At COP 17 in Durban in 2011, the rules of including CCS in the Clean Development Mechanism (CDM) were adopted, paving the way for developing countries to access alternative project finance and so potentially enhance their ability to contribute to reducing global greenhouse gas emissions. Two main CCS-related matters were negotiated at these climate change talks, these being the trans-boundary movement of CO2 and the establishment of a Global Reserve of Certified Emission Reduction Units (CERs) under the CDM.
However, many other matters negotiated at these climate change talks may also materially influence how CCS is developed and deployed over the coming years, including the establishment of new market mechanisms to further incentivise the deployment of low emissions technologies (such as CCS), as well as an ever evolving UNFCCC architecture to further encourage deep emissions reduction ambitions.
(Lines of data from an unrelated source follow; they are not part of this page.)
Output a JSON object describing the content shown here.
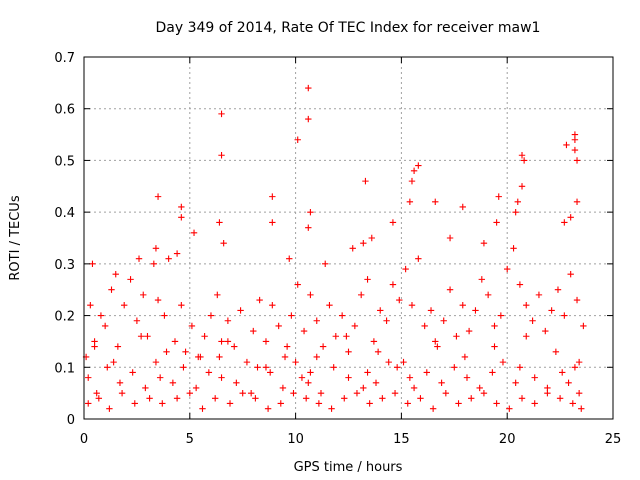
{
  "chart_data": {
    "type": "scatter",
    "title": "Day 349 of 2014, Rate Of TEC Index for receiver maw1",
    "xlabel": "GPS time / hours",
    "ylabel": "ROTI / TECUs",
    "xlim": [
      0,
      25
    ],
    "ylim": [
      0,
      0.7
    ],
    "xticks": [
      "0",
      "5",
      "10",
      "15",
      "20",
      "25"
    ],
    "yticks": [
      "0",
      "0.1",
      "0.2",
      "0.3",
      "0.4",
      "0.5",
      "0.6",
      "0.7"
    ],
    "grid": true,
    "marker": "+",
    "marker_color": "#ff0000",
    "series": [
      {
        "x": [
          0.1,
          0.3,
          0.5,
          0.8,
          1.0,
          1.3,
          1.6,
          1.9,
          2.2,
          2.5,
          2.8,
          3.0,
          3.3,
          3.5,
          3.8,
          4.0,
          4.3,
          4.6,
          4.8,
          5.1,
          5.4,
          5.7,
          6.0,
          6.3,
          6.5,
          6.8,
          7.1,
          7.4,
          7.7,
          8.0,
          8.3,
          8.6,
          8.9,
          9.2,
          9.5,
          9.8,
          10.1,
          10.4,
          10.7,
          11.0,
          11.3,
          11.6,
          11.9,
          12.2,
          12.5,
          12.8,
          13.1,
          13.4,
          13.7,
          14.0,
          14.3,
          14.6,
          14.9,
          15.2,
          15.5,
          15.8,
          16.1,
          16.4,
          16.7,
          17.0,
          17.3,
          17.6,
          17.9,
          18.2,
          18.5,
          18.8,
          19.1,
          19.4,
          19.7,
          20.0,
          20.3,
          20.6,
          20.9,
          21.2,
          21.5,
          21.8,
          22.1,
          22.4,
          22.7,
          23.0,
          23.3,
          23.6,
          0.2,
          0.6,
          1.1,
          1.7,
          2.3,
          2.9,
          3.4,
          3.6,
          4.2,
          4.7,
          5.3,
          5.9,
          6.4,
          6.5,
          7.2,
          7.9,
          8.6,
          8.8,
          9.4,
          10.0,
          10.3,
          10.6,
          10.7,
          11.2,
          11.8,
          12.5,
          13.2,
          13.4,
          13.8,
          14.4,
          14.8,
          15.4,
          15.6,
          16.2,
          16.9,
          17.5,
          18.1,
          18.7,
          19.3,
          19.8,
          20.4,
          20.6,
          21.3,
          21.9,
          22.6,
          22.9,
          23.2,
          23.4,
          0.4,
          1.5,
          2.6,
          3.5,
          4.4,
          4.6,
          5.2,
          6.4,
          6.6,
          8.9,
          9.7,
          10.6,
          10.7,
          11.4,
          12.7,
          13.3,
          13.6,
          14.6,
          15.5,
          15.8,
          16.6,
          17.3,
          17.9,
          18.9,
          19.6,
          20.5,
          20.7,
          20.8,
          22.7,
          23.0,
          23.2,
          23.3,
          6.5,
          6.5,
          10.1,
          10.6,
          10.6,
          15.6,
          20.7,
          22.8,
          23.2,
          23.3,
          23.2,
          3.4,
          4.6,
          8.9,
          13.2,
          15.4,
          19.5,
          20.4,
          0.2,
          0.7,
          1.2,
          1.8,
          2.4,
          3.1,
          3.7,
          4.4,
          5.0,
          5.6,
          6.2,
          6.9,
          7.5,
          8.1,
          8.7,
          9.3,
          9.9,
          10.5,
          11.1,
          11.7,
          12.3,
          12.9,
          13.5,
          14.1,
          14.7,
          15.3,
          15.9,
          16.5,
          17.1,
          17.7,
          18.3,
          18.9,
          19.5,
          20.1,
          20.7,
          21.3,
          21.9,
          22.5,
          23.1,
          23.5,
          0.5,
          1.4,
          2.7,
          3.9,
          5.5,
          6.8,
          8.2,
          9.6,
          11.0,
          12.4,
          13.9,
          15.1,
          16.6,
          18.0,
          19.4,
          20.9,
          22.3,
          23.4
        ],
        "y": [
          0.12,
          0.22,
          0.15,
          0.2,
          0.18,
          0.25,
          0.14,
          0.22,
          0.27,
          0.19,
          0.24,
          0.16,
          0.3,
          0.23,
          0.2,
          0.31,
          0.15,
          0.22,
          0.13,
          0.18,
          0.12,
          0.16,
          0.2,
          0.24,
          0.15,
          0.19,
          0.14,
          0.21,
          0.11,
          0.17,
          0.23,
          0.15,
          0.22,
          0.18,
          0.12,
          0.2,
          0.26,
          0.17,
          0.24,
          0.19,
          0.14,
          0.22,
          0.16,
          0.2,
          0.13,
          0.18,
          0.24,
          0.27,
          0.15,
          0.21,
          0.19,
          0.26,
          0.23,
          0.29,
          0.22,
          0.31,
          0.18,
          0.21,
          0.14,
          0.19,
          0.25,
          0.16,
          0.22,
          0.17,
          0.21,
          0.27,
          0.24,
          0.18,
          0.2,
          0.29,
          0.33,
          0.26,
          0.22,
          0.19,
          0.24,
          0.17,
          0.21,
          0.25,
          0.2,
          0.28,
          0.23,
          0.18,
          0.08,
          0.05,
          0.1,
          0.07,
          0.09,
          0.06,
          0.11,
          0.08,
          0.07,
          0.1,
          0.06,
          0.09,
          0.12,
          0.08,
          0.07,
          0.05,
          0.1,
          0.09,
          0.06,
          0.11,
          0.08,
          0.07,
          0.09,
          0.05,
          0.1,
          0.08,
          0.06,
          0.09,
          0.07,
          0.11,
          0.1,
          0.08,
          0.06,
          0.09,
          0.07,
          0.1,
          0.08,
          0.06,
          0.09,
          0.11,
          0.07,
          0.1,
          0.08,
          0.06,
          0.09,
          0.07,
          0.1,
          0.05,
          0.3,
          0.28,
          0.31,
          0.43,
          0.32,
          0.41,
          0.36,
          0.38,
          0.34,
          0.43,
          0.31,
          0.37,
          0.4,
          0.3,
          0.33,
          0.46,
          0.35,
          0.38,
          0.46,
          0.49,
          0.42,
          0.35,
          0.41,
          0.34,
          0.43,
          0.42,
          0.45,
          0.5,
          0.38,
          0.39,
          0.52,
          0.42,
          0.59,
          0.51,
          0.54,
          0.64,
          0.58,
          0.48,
          0.51,
          0.53,
          0.55,
          0.5,
          0.54,
          0.33,
          0.39,
          0.38,
          0.34,
          0.42,
          0.38,
          0.4,
          0.03,
          0.04,
          0.02,
          0.05,
          0.03,
          0.04,
          0.03,
          0.04,
          0.05,
          0.02,
          0.04,
          0.03,
          0.05,
          0.04,
          0.02,
          0.03,
          0.05,
          0.04,
          0.03,
          0.02,
          0.04,
          0.05,
          0.03,
          0.04,
          0.05,
          0.03,
          0.04,
          0.02,
          0.05,
          0.03,
          0.04,
          0.05,
          0.03,
          0.02,
          0.04,
          0.03,
          0.05,
          0.04,
          0.03,
          0.02,
          0.14,
          0.11,
          0.16,
          0.13,
          0.12,
          0.15,
          0.1,
          0.14,
          0.12,
          0.16,
          0.13,
          0.11,
          0.15,
          0.12,
          0.14,
          0.16,
          0.13,
          0.11
        ]
      }
    ]
  }
}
The Institute kept members updated on the developments of the climate change talks as they unfolded by posting a regular blog series. As it has done in previous years, the Institute also hosted several major side events to:
- raise public awareness of the role CCS must be allowed to play if the UNFCCC is to deliver on its ultimate objective of stabilising human-induced atmospheric emissions to avoid dangerous levels of climate change;
- present the excellent track record of CCS projects to date;
- continue to advocate for CCS friendly considerations by negotiators; and subsequently
- influence positive outcomes in the negotiations on the design of all UNFCCC mechanisms.